I have a front end and two compute nodes
All have same slurm.conf file which ends with (for detail please see: https://gist.github.com/avatar-lavventura/46b56cd3a29120594773ae1c8bc4b72c):
NodeName=ebloc2 NodeHostName=ebloc NodeAddr=54.227.62.43 CPUs=1
PartitionName=debug Nodes=ebloc2 Default=YES MaxTime=INFINITE State=UP
NodeName=ebloc4 NodeHostName=ebloc NodeAddr=54.236.173.82 CPUs=1
PartitionName=debug Nodes=ebloc4 Default=YES MaxTime=INFINITE State=UP
slurmctld
: only checks first written nodes information and does not check the second written node's.
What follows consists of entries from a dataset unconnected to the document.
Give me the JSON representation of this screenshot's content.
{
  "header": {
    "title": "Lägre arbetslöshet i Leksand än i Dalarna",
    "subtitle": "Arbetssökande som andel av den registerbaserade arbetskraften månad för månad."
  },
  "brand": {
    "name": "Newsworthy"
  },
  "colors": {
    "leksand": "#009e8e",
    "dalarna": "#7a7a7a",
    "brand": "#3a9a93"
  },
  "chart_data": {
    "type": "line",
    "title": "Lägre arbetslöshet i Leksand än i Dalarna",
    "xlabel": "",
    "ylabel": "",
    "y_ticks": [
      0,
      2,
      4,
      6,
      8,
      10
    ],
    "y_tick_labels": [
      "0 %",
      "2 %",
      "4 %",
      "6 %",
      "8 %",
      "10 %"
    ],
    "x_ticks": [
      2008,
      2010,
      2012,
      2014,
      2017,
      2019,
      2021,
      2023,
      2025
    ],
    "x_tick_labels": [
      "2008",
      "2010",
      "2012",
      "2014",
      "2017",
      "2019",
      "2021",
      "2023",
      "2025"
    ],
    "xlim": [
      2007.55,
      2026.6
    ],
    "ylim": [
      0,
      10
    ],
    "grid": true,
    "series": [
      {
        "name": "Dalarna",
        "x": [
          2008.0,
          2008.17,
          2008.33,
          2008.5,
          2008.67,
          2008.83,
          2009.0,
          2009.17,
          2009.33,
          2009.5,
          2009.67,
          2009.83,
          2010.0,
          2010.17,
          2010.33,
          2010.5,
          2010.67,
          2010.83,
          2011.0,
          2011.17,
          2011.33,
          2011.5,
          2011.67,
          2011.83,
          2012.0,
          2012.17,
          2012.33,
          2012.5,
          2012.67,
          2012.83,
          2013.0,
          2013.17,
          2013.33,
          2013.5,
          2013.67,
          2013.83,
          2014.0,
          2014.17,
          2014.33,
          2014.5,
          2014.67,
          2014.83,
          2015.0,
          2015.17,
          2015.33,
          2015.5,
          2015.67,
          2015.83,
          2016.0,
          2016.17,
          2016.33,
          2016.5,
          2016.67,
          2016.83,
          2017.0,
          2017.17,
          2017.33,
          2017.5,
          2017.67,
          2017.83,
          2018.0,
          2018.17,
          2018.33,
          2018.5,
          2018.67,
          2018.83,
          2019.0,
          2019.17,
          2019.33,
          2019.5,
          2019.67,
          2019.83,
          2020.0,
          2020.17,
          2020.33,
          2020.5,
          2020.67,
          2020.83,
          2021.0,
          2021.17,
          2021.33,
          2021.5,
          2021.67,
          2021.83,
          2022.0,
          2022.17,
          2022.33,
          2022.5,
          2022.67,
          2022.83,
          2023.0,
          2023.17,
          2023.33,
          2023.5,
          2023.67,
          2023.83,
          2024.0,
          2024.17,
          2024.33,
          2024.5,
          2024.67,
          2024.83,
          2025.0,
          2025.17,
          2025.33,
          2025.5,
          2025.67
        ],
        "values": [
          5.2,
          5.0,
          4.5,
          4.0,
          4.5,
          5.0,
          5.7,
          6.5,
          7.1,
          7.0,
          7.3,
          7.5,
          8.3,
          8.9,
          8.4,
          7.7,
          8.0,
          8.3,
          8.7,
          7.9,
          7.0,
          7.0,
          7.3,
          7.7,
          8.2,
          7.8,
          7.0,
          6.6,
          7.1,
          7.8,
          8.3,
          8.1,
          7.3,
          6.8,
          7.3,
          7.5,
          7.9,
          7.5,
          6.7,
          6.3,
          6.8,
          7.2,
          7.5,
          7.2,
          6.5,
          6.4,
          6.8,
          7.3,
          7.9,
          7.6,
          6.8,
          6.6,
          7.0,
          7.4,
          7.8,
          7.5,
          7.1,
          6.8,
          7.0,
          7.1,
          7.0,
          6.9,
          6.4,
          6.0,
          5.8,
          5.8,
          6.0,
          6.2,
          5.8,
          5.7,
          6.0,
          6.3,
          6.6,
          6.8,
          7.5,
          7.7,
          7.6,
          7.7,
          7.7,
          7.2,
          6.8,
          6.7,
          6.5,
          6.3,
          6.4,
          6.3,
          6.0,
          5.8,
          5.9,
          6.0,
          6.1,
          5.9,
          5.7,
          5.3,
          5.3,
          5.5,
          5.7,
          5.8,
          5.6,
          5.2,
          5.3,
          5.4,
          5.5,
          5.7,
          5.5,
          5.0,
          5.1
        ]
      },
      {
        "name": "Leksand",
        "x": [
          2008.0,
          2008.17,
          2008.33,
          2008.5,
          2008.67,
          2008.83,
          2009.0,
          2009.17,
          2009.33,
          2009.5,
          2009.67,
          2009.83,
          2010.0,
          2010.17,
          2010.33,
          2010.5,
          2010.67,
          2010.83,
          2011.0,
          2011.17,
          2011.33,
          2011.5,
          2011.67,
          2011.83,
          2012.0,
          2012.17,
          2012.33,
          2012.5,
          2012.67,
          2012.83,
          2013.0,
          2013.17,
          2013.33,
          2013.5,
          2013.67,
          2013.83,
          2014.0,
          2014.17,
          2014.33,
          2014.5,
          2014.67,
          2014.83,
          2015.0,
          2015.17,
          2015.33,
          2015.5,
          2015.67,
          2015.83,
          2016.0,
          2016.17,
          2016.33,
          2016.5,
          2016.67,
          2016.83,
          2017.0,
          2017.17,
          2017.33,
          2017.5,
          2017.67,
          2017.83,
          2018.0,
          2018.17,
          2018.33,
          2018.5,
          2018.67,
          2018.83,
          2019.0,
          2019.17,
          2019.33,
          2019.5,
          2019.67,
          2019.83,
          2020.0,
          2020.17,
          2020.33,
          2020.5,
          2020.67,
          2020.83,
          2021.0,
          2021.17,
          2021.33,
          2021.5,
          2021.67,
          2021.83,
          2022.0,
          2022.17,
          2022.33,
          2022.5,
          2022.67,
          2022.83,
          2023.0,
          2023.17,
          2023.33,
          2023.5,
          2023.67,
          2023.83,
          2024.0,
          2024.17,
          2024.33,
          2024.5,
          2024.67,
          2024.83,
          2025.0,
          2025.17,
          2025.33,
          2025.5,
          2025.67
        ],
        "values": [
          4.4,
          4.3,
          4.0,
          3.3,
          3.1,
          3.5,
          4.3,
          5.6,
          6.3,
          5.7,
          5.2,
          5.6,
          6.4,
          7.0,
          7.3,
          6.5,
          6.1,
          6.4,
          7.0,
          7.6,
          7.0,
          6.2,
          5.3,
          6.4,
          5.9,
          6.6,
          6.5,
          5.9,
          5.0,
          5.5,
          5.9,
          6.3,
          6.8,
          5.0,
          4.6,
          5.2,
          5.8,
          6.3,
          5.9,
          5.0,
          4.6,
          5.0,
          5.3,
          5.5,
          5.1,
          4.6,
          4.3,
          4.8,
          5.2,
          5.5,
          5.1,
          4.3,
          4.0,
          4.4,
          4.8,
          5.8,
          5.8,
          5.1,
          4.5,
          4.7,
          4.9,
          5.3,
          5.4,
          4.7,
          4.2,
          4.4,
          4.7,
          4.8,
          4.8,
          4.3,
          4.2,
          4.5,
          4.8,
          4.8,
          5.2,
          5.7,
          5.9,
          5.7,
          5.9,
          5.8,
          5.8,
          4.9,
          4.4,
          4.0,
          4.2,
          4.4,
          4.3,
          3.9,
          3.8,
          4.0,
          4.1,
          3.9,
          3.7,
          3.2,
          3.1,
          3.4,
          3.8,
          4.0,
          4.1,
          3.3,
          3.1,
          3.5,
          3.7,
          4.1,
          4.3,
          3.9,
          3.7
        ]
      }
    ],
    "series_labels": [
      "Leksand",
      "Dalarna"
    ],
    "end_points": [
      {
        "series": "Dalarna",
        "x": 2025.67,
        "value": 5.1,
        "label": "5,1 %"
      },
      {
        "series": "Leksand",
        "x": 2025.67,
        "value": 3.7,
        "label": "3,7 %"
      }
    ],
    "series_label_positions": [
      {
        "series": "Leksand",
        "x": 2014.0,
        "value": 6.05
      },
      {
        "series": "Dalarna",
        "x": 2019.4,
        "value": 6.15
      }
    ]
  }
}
When I try to send a job I recieve following error, it handles only first written node's IP and when I run sudo slurmd
on the first node it works.
Error:
slurmctld: debug2: slurm_connect failed: Connection refused
slurmctld: debug2: Error connecting slurm stream socket at 54.227.62.43:6821: Connection refused
slurmctld: debug2: slurm_connect failed: Connection refused
slurmctld: debug2: Error connecting slurm stream socket at 54.227.62.43:6821: Connection refused
The problem: compute node that I mentioned in the first order receives the jobs but the compute node I mentioned on the second order does not. How could I fix it.
slurmctld logs(https://gist.github.com/avatar-lavventura/4ec8c1b15e0ada4aa4bd0414e2b1ffb4)
Thank you for your valuable time and help.